Considering my continued interests in re-interviewing for a firm who let the doorknob hit me where the good Lord split me when I left, I've been playing out interview scenarios in my head. Best case scenario? I charm their pants off, then still get a no. Seriously. I have gotten more rejections than Jonah Hill before he struck it rich in Superbad. Worst case scenario? It's already happened:

Interviewer: So tell me what you know about the CIA. (That's who I was interviewing for. How the fuck I got past the initial resume collection is BEYOND ME.)
 Me: Not that much. Y'all must be doing your job right! 

I am not kidding. I actually said that. In an interview. With the CIA.

Good thing this isn't a governmental job.

Because I'm pretty sure I've made it on some form of a "do not hire" list.

Selasa, 31 Mei 2011

When adults act like children....

I admit it: I can act like a child sometimes (Maxine can attest to this). Ultimately, though, I put on my big girl panties, take a deep breath, and approach the problem like a rational (grown up) person.

SO WHY CAN'T EVERYONE ELSE DO THE SAME DAMN THING????

Lawyers (and law students) are particularly guilty of behaving childishly.
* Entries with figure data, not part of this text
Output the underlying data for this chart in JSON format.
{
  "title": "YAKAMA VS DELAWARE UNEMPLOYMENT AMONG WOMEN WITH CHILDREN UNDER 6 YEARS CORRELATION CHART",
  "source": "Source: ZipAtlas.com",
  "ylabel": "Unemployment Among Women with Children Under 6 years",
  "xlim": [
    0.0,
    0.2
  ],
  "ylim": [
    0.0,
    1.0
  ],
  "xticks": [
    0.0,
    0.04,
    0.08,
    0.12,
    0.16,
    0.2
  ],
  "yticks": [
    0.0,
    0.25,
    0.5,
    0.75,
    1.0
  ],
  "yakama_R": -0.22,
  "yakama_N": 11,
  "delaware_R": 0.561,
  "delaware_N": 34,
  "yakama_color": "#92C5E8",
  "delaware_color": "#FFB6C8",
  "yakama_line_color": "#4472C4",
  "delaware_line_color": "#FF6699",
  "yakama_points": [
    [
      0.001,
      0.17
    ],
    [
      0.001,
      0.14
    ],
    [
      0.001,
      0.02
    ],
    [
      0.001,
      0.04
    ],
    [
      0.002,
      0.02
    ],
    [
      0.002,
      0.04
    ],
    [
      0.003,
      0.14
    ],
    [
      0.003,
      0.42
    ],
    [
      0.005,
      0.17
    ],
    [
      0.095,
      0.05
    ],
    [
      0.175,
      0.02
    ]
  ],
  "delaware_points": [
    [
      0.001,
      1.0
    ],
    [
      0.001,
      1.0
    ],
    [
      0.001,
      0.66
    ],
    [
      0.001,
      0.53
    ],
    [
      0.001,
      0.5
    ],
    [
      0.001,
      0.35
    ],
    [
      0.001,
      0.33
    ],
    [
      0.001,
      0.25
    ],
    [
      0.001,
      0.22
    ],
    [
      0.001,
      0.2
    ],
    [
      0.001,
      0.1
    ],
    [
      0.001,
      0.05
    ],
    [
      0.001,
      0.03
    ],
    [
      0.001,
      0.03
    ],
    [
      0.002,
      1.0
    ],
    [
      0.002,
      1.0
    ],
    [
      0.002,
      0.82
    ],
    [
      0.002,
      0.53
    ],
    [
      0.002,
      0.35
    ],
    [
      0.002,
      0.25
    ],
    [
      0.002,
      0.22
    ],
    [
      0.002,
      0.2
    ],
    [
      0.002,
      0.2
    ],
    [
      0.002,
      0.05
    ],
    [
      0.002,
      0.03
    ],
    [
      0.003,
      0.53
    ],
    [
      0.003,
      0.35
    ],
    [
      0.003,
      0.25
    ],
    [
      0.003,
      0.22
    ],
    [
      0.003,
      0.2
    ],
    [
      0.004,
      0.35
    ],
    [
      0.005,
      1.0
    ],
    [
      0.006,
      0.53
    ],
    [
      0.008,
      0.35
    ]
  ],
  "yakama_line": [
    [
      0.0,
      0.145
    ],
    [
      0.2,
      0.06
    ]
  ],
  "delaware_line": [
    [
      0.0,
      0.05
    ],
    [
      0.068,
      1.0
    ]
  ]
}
You see them bickering within briefs, participating in pissing contests at your local bar (generally these are not literal pissing contests although it would not surprise me), and stabbing each other behind their backs. Recently, I've been hit by the crazy train. Let me tell you something: I don't deal well with cray-cray. Most the time, I tell someone they are acting that way, and let's just say the crazy hits the fan. This most recent time, however, it's just not that easy to tell someone they are bat-shit crazy, because I'm afraid she might take her billyclub and break my kneecaps. Why you ask? Because she's assumed the role of child and mother (and no, this is not my mother we are talking about).

I deal even worse with someone who presumes to tell me what to do, especially when they are NOT my mother (and Maxine can tell you I don't like taking orders from her either). Especially when she goes behind my back and involves people in an effort to force me to bend to her will. Newsflash: coming to me first would have been the best idea. If I don't immediately answer your emails, it's because I'm trying to figure out a way to tell you that you're a fucking lunatic. A followup email is the correct gesture, not an email to people in charge of stuff telling them of my plans that have not been verified and that you have in store for me. Just so you know, I've contacted those people in charge, because I don't give a fuck about someone else's opinion of me (although maybe I should). Before it's all over, I will out you and your craziness, and you will hopefully learn your lessons: (1) to communicate in a non-crazy manner; (2) to check before you assume; (3) to not fuck with me.

If you are in a position of power, then so be it. I, however, am NOT your minion. I am not your Igore. I am NOT your Bonnie. And I am not your bitch.